Re^2: Cleaning Data Between Specified Columns

by Aristotle (Chancellor)
on Jan 28, 2003

in reply to Re: Cleaning Data Between Specified Columns
in thread Cleaning Data Between Specified Columns

Using "known nonexistant" characters is just asking for trouble.. it's a practice I've come to regard as a huge red flag. In this particular case and with Perl being Perl, the proper solution is surprising but very neat. Fletch++

Re: Re^2: Cleaning Data Between Specified Columns
by BrowserUk on Jan 28, 2003

    Sorry Aristotle. Fletch's (partial) solution, neat as the technique is, falls foul of the fact that deleting the apostrophies in a one range, causes all the subsequent columns to shift.

      I should have tested. Anyway, in this case, it's a simple matter of changing the order of operations:
      { local *_ = \substr $source, $start, $len; y/a-zA-Z0-9\n\|-/ /c; y/'//d; }
      However, that obviously only works if there's only one operation affecting length.

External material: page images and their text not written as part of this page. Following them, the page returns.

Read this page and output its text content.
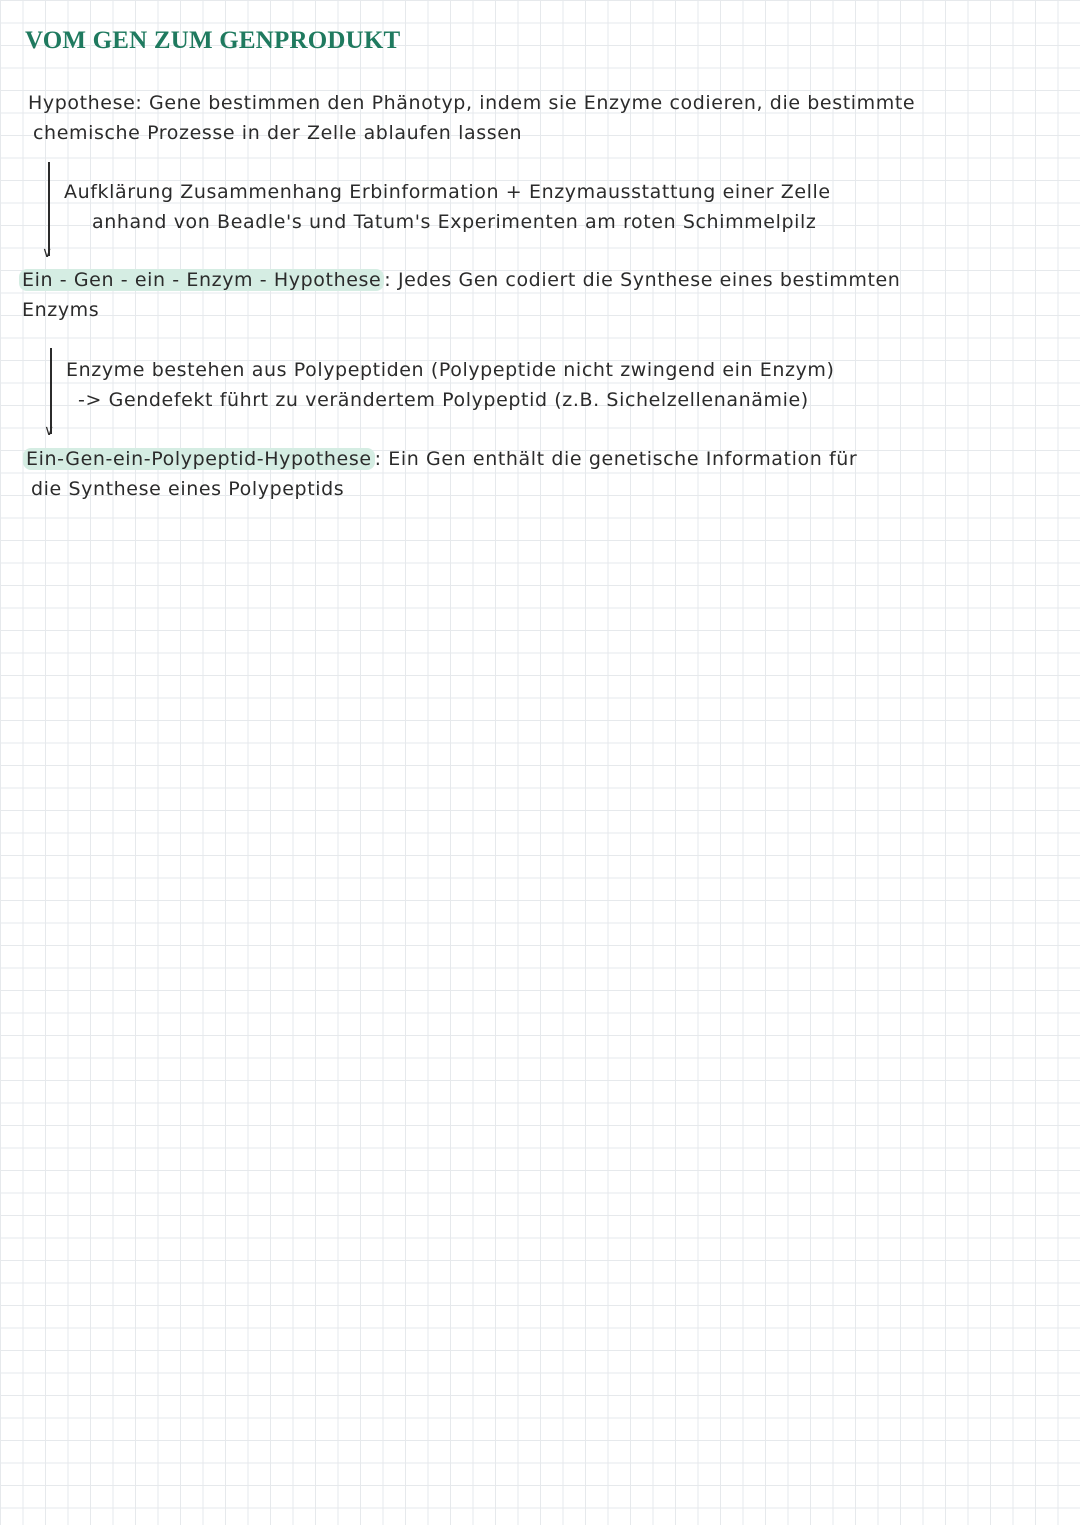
VOM GEN ZUM GENPRODUKT
Hypothese: Gene bestimmen den Phänotyp, indem sie Enzyme codieren, die bestimmte
chemische Prozesse in der Zelle ablaufen lassen
∨
Aufklärung Zusammenhang Erbinformation + Enzymausstattung einer Zelle
anhand von Beadle's und Tatum's Experimenten am roten Schimmelpilz
Ein - Gen - ein - Enzym - Hypothese : Jedes Gen codiert die Synthese eines bestimmten
Enzyms
∨
Enzyme bestehen aus Polypeptiden (Polypeptide nicht zwingend ein Enzym)
-> Gendefekt führt zu verändertem Polypeptid (z.B. Sichelzellenanämie)
Ein-Gen-ein-Polypeptid-Hypothese : Ein Gen enthält die genetische Information für
die Synthese eines Polypeptids
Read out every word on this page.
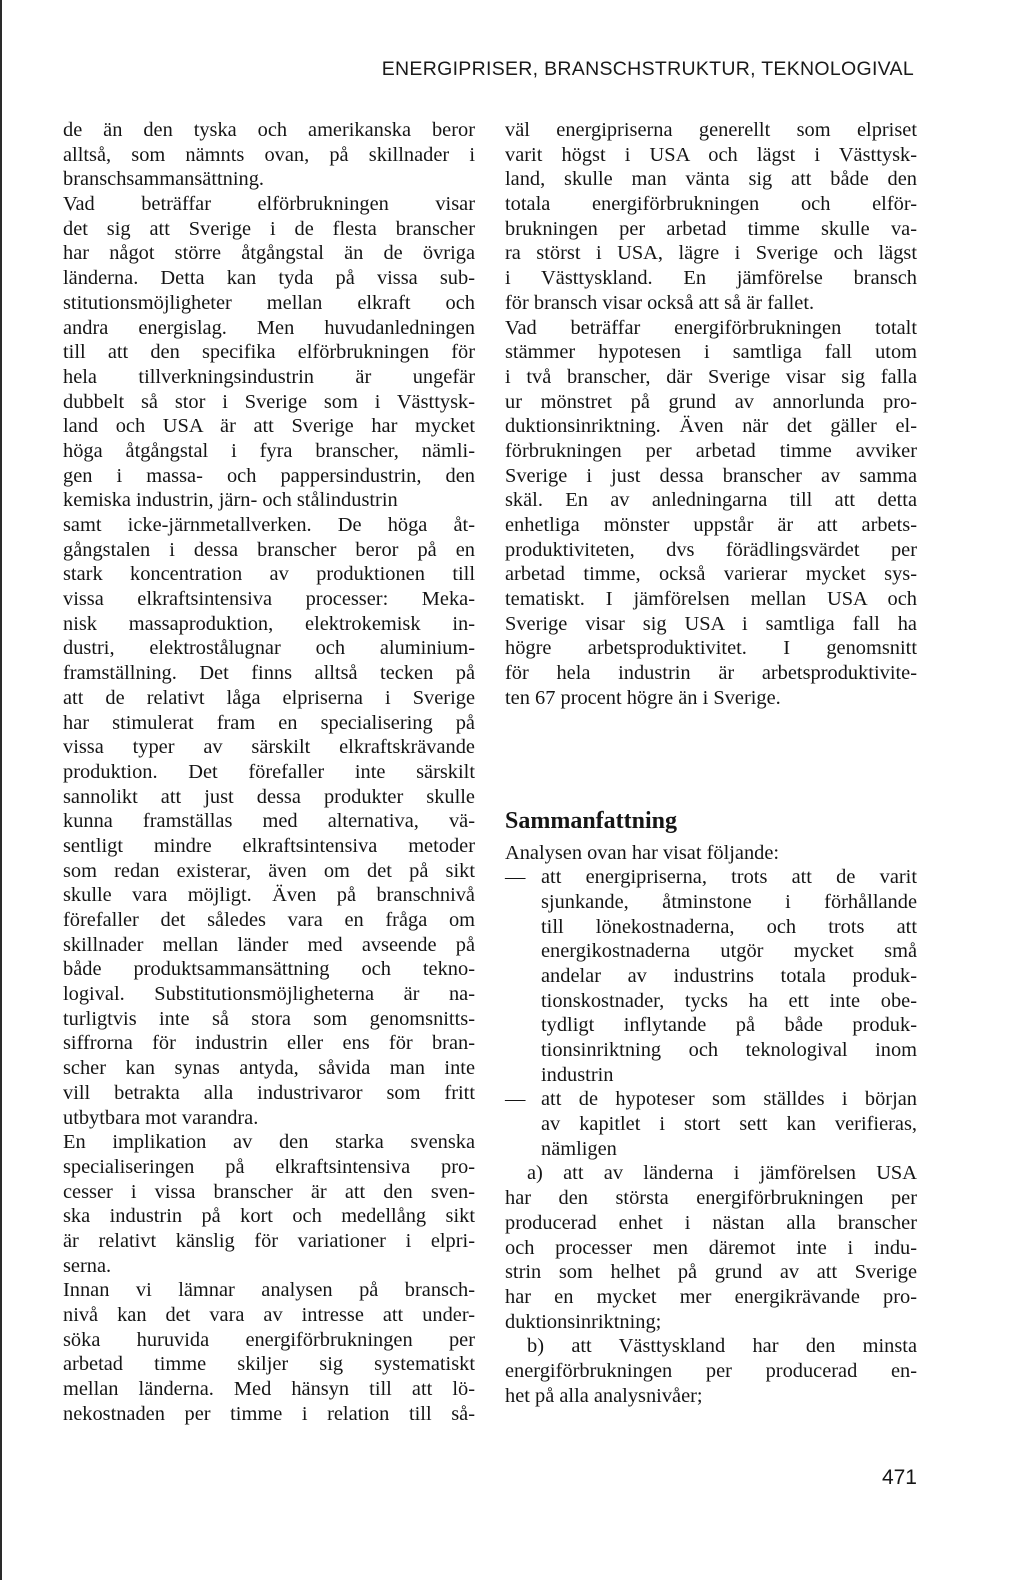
ENERGIPRISER, BRANSCHSTRUKTUR, TEKNOLOGIVAL
de än den tyska och amerikanska beror
alltså, som nämnts ovan, på skillnader i
branschsammansättning.
Vad beträffar elförbrukningen visar
det sig att Sverige i de flesta branscher
har något större åtgångstal än de övriga
länderna. Detta kan tyda på vissa sub-
stitutionsmöjligheter mellan elkraft och
andra energislag. Men huvudanledningen
till att den specifika elförbrukningen för
hela tillverkningsindustrin är ungefär
dubbelt så stor i Sverige som i Västtysk-
land och USA är att Sverige har mycket
höga åtgångstal i fyra branscher, nämli-
gen i massa- och pappersindustrin, den
kemiska industrin, järn- och stålindustrin
samt icke-järnmetallverken. De höga åt-
gångstalen i dessa branscher beror på en
stark koncentration av produktionen till
vissa elkraftsintensiva processer: Meka-
nisk massaproduktion, elektrokemisk in-
dustri, elektrostålugnar och aluminium-
framställning. Det finns alltså tecken på
att de relativt låga elpriserna i Sverige
har stimulerat fram en specialisering på
vissa typer av särskilt elkraftskrävande
produktion. Det förefaller inte särskilt
sannolikt att just dessa produkter skulle
kunna framställas med alternativa, vä-
sentligt mindre elkraftsintensiva metoder
som redan existerar, även om det på sikt
skulle vara möjligt. Även på branschnivå
förefaller det således vara en fråga om
skillnader mellan länder med avseende på
både produktsammansättning och tekno-
logival. Substitutionsmöjligheterna är na-
turligtvis inte så stora som genomsnitts-
siffrorna för industrin eller ens för bran-
scher kan synas antyda, såvida man inte
vill betrakta alla industrivaror som fritt
utbytbara mot varandra.
En implikation av den starka svenska
specialiseringen på elkraftsintensiva pro-
cesser i vissa branscher är att den sven-
ska industrin på kort och medellång sikt
är relativt känslig för variationer i elpri-
serna.
Innan vi lämnar analysen på bransch-
nivå kan det vara av intresse att under-
söka huruvida energiförbrukningen per
arbetad timme skiljer sig systematiskt
mellan länderna. Med hänsyn till att lö-
nekostnaden per timme i relation till så-
väl energipriserna generellt som elpriset
varit högst i USA och lägst i Västtysk-
land, skulle man vänta sig att både den
totala energiförbrukningen och elför-
brukningen per arbetad timme skulle va-
ra störst i USA, lägre i Sverige och lägst
i Västtyskland. En jämförelse bransch
för bransch visar också att så är fallet.
Vad beträffar energiförbrukningen totalt
stämmer hypotesen i samtliga fall utom
i två branscher, där Sverige visar sig falla
ur mönstret på grund av annorlunda pro-
duktionsinriktning. Även när det gäller el-
förbrukningen per arbetad timme avviker
Sverige i just dessa branscher av samma
skäl. En av anledningarna till att detta
enhetliga mönster uppstår är att arbets-
produktiviteten, dvs förädlingsvärdet per
arbetad timme, också varierar mycket sys-
tematiskt. I jämförelsen mellan USA och
Sverige visar sig USA i samtliga fall ha
högre arbetsproduktivitet. I genomsnitt
för hela industrin är arbetsproduktivite-
ten 67 procent högre än i Sverige.
Sammanfattning
Analysen ovan har visat följande:
— att energipriserna, trots att de varit
sjunkande, åtminstone i förhållande
till lönekostnaderna, och trots att
energikostnaderna utgör mycket små
andelar av industrins totala produk-
tionskostnader, tycks ha ett inte obe-
tydligt inflytande på både produk-
tionsinriktning och teknologival inom
industrin
— att de hypoteser som ställdes i början
av kapitlet i stort sett kan verifieras,
nämligen
a) att av länderna i jämförelsen USA
har den största energiförbrukningen per
producerad enhet i nästan alla branscher
och processer men däremot inte i indu-
strin som helhet på grund av att Sverige
har en mycket mer energikrävande pro-
duktionsinriktning;
b) att Västtyskland har den minsta
energiförbrukningen per producerad en-
het på alla analysnivåer;
471
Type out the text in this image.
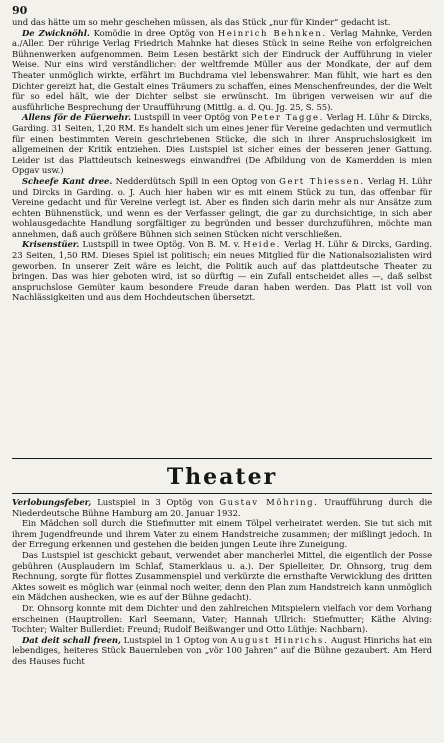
90

und das hätte um so mehr geschehen müssen, als das Stück „nur für Kinder“ gedacht ist.

De Zwicknöhl. Komödie in dree Optög von Heinrich Behnken. Verlag Mahnke, Verden a./Aller. Der rührige Verlag Friedrich Mahnke hat dieses Stück in seine Reihe von erfolgreichen Bühnenwerken aufgenommen. Beim Lesen bestärkt sich der Eindruck der Aufführung in vieler Weise. Nur eins wird verständlicher: der weltfremde Müller aus der Mondkate, der auf dem Theater unmöglich wirkte, erfährt im Buchdrama viel lebenswahrer. Man fühlt, wie hart es den Dichter gereizt hat, die Gestalt eines Träumers zu schaffen, eines Menschenfreundes, der die Welt für so edel hält, wie der Dichter selbst sie erwünscht. Im übrigen verweisen wir auf die ausführliche Besprechung der Uraufführung (Mittlg. a. d. Qu. Jg. 25, S. 55).

Allens för de Füerwehr. Lustspill in veer Optög von Peter Tagge. Verlag H. Lühr & Dircks, Garding. 31 Seiten, 1,20 RM. Es handelt sich um eines jener für Vereine gedachten und vermutlich für einen bestimmten Verein geschriebenen Stücke, die sich in ihrer Anspruchslosigkeit im allgemeinen der Kritik entziehen. Dies Lustspiel ist sicher eines der besseren jener Gattung. Leider ist das Plattdeutsch keineswegs einwandfrei (De Afbildung von de Kamerdden is mien Opgav usw.)

Scheefe Kant dree. Nedderdütsch Spill in een Optog von Gert Thiessen. Verlag H. Lühr und Dircks in Garding. o. J. Auch hier haben wir es mit einem Stück zu tun, das offenbar für Vereine gedacht und für Vereine verlegt ist. Aber es finden sich darin mehr als nur Ansätze zum echten Bühnenstück, und wenn es der Verfasser gelingt, die gar zu durchsichtige, in sich aber wohlausgedachte Handlung sorgfältiger zu begründen und besser durchzuführen, möchte man annehmen, daß auch größere Bühnen sich seinen Stücken nicht verschließen.

Krisenstüer. Lustspill in twee Optög. Von B. M. v. Heide. Verlag H. Lühr & Dircks, Garding. 23 Seiten, 1,50 RM. Dieses Spiel ist politisch; ein neues Mitglied für die Nationalsozialisten wird geworben. In unserer Zeit wäre es leicht, die Politik auch auf das plattdeutsche Theater zu bringen. Das was hier geboten wird, ist so dürftig — ein Zufall entscheidet alles —, daß selbst anspruchslose Gemüter kaum besondere Freude daran haben werden. Das Platt ist voll von Nachlässigkeiten und aus dem Hochdeutschen übersetzt.

Theater

Verlobungsfeber, Lustspiel in 3 Optög von Gustav Möhring. Uraufführung durch die Niederdeutsche Bühne Hamburg am 20. Januar 1932.

Ein Mädchen soll durch die Stiefmutter mit einem Tölpel verheiratet werden. Sie tut sich mit ihrem Jugendfreunde und ihrem Vater zu einem Handstreiche zusammen; der mißlingt jedoch. In der Erregung erkennen und gestehen die beiden jungen Leute ihre Zuneigung.

Das Lustspiel ist geschickt gebaut, verwendet aber mancherlei Mittel, die eigentlich der Posse gebühren (Ausplaudern im Schlaf, Stamerklaus u. a.). Der Spielleiter, Dr. Ohnsorg, trug dem Rechnung, sorgte für flottes Zusammenspiel und verkürzte die ernsthafte Verwicklung des dritten Aktes soweit es möglich war (einmal noch weiter, denn den Plan zum Handstreich kann unmöglich ein Mädchen aushecken, wie es auf der Bühne gedacht).

Dr. Ohnsorg konnte mit dem Dichter und den zahlreichen Mitspielern vielfach vor dem Vorhang erscheinen (Hauptrollen: Karl Seemann, Vater; Hannah Ullrich: Stiefmutter; Käthe Alving: Tochter; Walter Bullerdiet: Freund; Rudolf Beißwanger und Otto Lüthje: Nachbarn).

Dat deit schall freen, Lustspiel in 1 Optog von August Hinrichs. August Hinrichs hat ein lebendiges, heiteres Stück Bauernleben von „vör 100 Jahren“ auf die Bühne gezaubert. Am Herd des Hauses fucht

For a more general case, I'd do something like this (untested):
      #!/usr/bin/perl -w use strict; my @range = map /^(\d+)-(\d+)$/, sort { $a <=> $b } splice @ARGV, 1; unshift @range, 0; $range[$_] = 1 + $range[$_+1] - $range[$_] for 0 .. $#range-1; $range[-1] = '*'; die "Negative length field specified" if grep $_ < 0, @range[0 .. $#range-1]; my $fmt = join " ", map "A$_", @range; # pick odd numbered elements my @selected = map 1 + $_ * 2, 0..$range_/2; while(<>) { my @field = unpack $fmt, $_; for (@field[@selected]) { tr/a-zA-Z0-9\n\|\-'/ /c; tr/'//d; } print join '', @field; }
      The point is to structure your data whenever possible. An array element end is never ambiguous, a \x7F can happen to be, and in my case, whatever my mark character, I've always been bitten by it.